Mich verwirrt das ganze zu sehr. Ich bin zwar ein Fan von Gesellschaftskritischen Storys (wenn das eine sein sollte, ich konnte es nicht auf Anhieb erkennen) aber das ist nur eine Anreihung und nichts anderes.
Es wurde zwar der Versuch gemacht eine Handlung hineinzubringen, aber meiner Meinung nach geht sie unter.
Der Schreibstil ist etwas besonderes und vieleicht sogar angebracht, aber er schluckt zuviel. Wenn man ein kritisches Thema ausgewählt hat, dann sollte man, wieder meine Meinung, auch darstellen, was man damit bezwecken will.
Ich habe mal eine ähnliche Geschichte geschrieben und wurde deshalb sehr kritisiert. Darum habe ich sie mir noch mehrmals durchgelesen und habe selbst bemerkt, dass es nichts anderes als ein Anprangern war.
Um ehrlich zu sein, ist mir nach dieser Erkenntnis schlecht geworden weil ich erkannte, dass ich mich auf die selbe Stufe begeben hatte, wie die Gesellschaft, die ich kritisieren wollte.
Und diesen Fehler hat diese Geschichte, wieder meiner Meinung nach, auch.
Aber wie gesagt, der Stil gefällt mir!

 

Also, ich finde diesen Stil gerade bei gesellschaftskritischen Stories wichtig.

Sie beschreibt doch eine hektische, bunte, verfallene Welt und ich finde es viel passender, dann auch die GEschichte so zu halten. Atmosphäre einfangen...
Außerdem finde ich diese Aneinanderreihungen wunderbar:

Betonromantik, Gruppensex. Telefonmonologe, Ungeduldsversprechen, Gutenabendzigarette, Aufwachkaffee, Gutereindruckfreunde, Beliebtheitswochenden.

Hennaboindl:
Ich habe mal eine ähnliche Geschichte geschrieben und wurde deshalb sehr kritisiert. Darum habe ich sie mir noch mehrmals durchgelesen und habe selbst bemerkt, dass es nichts anderes als ein Anprangern war.

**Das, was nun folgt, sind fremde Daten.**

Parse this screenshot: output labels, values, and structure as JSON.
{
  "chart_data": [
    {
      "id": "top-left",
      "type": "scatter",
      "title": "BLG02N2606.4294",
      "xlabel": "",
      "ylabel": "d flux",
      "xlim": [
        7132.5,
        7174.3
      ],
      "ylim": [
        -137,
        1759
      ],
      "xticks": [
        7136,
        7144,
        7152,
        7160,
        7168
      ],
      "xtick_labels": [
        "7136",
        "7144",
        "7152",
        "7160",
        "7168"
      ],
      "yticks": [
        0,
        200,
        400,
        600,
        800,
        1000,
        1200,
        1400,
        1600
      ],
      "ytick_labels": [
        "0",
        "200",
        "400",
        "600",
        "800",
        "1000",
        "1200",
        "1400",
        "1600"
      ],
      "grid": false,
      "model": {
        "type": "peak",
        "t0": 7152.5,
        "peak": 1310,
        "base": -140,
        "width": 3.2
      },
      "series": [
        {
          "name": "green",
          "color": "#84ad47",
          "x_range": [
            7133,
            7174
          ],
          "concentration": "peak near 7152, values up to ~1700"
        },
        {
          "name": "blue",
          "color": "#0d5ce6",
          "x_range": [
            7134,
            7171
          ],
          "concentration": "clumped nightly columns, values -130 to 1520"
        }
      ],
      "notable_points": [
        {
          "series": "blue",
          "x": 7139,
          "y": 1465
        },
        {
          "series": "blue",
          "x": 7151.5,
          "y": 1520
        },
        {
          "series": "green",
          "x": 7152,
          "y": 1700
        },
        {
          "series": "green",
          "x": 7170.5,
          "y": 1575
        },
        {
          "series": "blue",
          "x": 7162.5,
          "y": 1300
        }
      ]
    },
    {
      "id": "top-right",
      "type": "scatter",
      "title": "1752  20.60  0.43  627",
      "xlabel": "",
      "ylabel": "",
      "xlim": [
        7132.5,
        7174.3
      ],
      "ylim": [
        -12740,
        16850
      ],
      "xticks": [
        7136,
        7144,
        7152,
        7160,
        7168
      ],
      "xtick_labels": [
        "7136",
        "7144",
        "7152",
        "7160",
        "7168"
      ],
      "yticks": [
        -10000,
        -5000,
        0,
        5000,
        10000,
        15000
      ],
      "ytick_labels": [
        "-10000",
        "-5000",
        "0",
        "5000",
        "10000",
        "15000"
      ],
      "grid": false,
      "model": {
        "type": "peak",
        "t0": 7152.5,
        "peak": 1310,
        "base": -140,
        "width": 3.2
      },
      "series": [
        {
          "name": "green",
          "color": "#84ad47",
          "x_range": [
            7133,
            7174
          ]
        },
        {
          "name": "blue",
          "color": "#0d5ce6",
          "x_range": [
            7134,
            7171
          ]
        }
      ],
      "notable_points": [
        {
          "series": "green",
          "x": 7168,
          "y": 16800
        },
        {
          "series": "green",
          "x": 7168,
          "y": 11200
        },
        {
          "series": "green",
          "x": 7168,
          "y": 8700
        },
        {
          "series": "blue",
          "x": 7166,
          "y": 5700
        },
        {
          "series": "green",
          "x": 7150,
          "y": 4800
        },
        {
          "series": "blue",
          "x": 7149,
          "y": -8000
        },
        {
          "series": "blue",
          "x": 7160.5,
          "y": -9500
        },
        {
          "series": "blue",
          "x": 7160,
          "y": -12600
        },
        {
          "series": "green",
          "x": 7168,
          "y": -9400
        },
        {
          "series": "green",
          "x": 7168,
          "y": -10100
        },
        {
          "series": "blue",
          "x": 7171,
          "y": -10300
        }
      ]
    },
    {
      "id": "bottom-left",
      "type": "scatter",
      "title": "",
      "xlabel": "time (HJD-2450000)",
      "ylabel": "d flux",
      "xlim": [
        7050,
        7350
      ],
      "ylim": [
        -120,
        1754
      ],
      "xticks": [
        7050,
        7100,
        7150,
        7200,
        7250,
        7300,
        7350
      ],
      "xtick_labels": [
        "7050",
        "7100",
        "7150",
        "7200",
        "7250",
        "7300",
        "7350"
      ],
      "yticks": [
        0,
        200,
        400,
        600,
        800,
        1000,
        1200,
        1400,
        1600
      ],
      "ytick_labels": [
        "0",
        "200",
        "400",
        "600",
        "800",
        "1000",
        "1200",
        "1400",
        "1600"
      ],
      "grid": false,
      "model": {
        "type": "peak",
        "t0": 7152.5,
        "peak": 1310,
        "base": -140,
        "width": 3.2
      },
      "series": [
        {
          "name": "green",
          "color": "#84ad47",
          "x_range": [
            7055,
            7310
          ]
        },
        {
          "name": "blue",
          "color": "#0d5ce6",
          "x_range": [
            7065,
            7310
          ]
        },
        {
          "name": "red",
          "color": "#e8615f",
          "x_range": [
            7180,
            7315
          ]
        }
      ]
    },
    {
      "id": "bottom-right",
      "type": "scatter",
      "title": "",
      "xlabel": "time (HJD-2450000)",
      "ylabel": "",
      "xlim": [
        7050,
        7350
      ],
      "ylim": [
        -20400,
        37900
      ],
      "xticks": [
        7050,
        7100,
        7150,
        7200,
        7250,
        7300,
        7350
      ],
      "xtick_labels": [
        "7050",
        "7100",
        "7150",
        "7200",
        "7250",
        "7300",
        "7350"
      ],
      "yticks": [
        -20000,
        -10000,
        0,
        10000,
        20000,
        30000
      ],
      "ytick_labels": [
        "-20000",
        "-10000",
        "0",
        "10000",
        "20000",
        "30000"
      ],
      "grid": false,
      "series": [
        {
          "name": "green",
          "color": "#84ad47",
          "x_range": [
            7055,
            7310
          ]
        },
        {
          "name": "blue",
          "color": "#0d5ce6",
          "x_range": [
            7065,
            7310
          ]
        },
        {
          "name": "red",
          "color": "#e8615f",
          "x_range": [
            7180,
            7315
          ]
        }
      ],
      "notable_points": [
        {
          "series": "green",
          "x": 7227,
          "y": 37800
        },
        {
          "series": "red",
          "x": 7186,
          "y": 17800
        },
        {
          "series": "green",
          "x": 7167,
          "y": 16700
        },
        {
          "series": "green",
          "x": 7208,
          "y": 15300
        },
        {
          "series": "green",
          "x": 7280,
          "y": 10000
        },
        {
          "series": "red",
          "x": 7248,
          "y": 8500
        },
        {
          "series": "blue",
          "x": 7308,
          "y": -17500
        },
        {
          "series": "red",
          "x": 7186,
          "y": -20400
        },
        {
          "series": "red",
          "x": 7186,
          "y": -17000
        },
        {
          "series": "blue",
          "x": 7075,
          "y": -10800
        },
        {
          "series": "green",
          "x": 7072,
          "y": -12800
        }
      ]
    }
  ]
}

Das hört sich so an, als würdest du dich nach anderen richten? Und was ist am Anprangern falsch? oder sagen wir unnötig.

???,
kc

 

Liest sich echt wie das Tagebuch einer Freundin die immer schreibt, wenn sie auf Mushrooms ist (hab ich natürlich nur mit ihrer Erlaubnis gelesen ;) ). Die Aneinanderreihungen am Anfang sind wirklich spitze, aber der rest Enttäuscht etwas - auf einmal erscheint da dieser Pathologe... Ich finde Hennaboindl hat recht. Panoramabilder verschiedener Menschen, mit ihren Geheimnissen wirken manchmal wie ein großer, gehobener Zeigefinger.

 

@credosupernova:
Also gleich mal nein! Ich richte mich nicht immer nach den anderen!
Nur sind mir Kritiken sehr wichtig. Denn das selbstgeschriebene liest der Schreiber immer anders als der Kritiker. Und darum versuche ich die Kritirien in meine nächsten lesungen der Geschichte mit einfliessen zu lassen.
So ging es mir bei der Geschichte "Das Haus gegenüber".
Natürlich ist anprangern nichts negatives, wenn man dabei nicht die evtl. Vorteile über sieht. Und es gibt bei fast allen Dingen Vorteile.
Ausserdem wer sind denn wir, das wir nur sagen können, das ist schlecht, das gehört sich nicht. wo bleiben die Lösungsmöglichkeiten?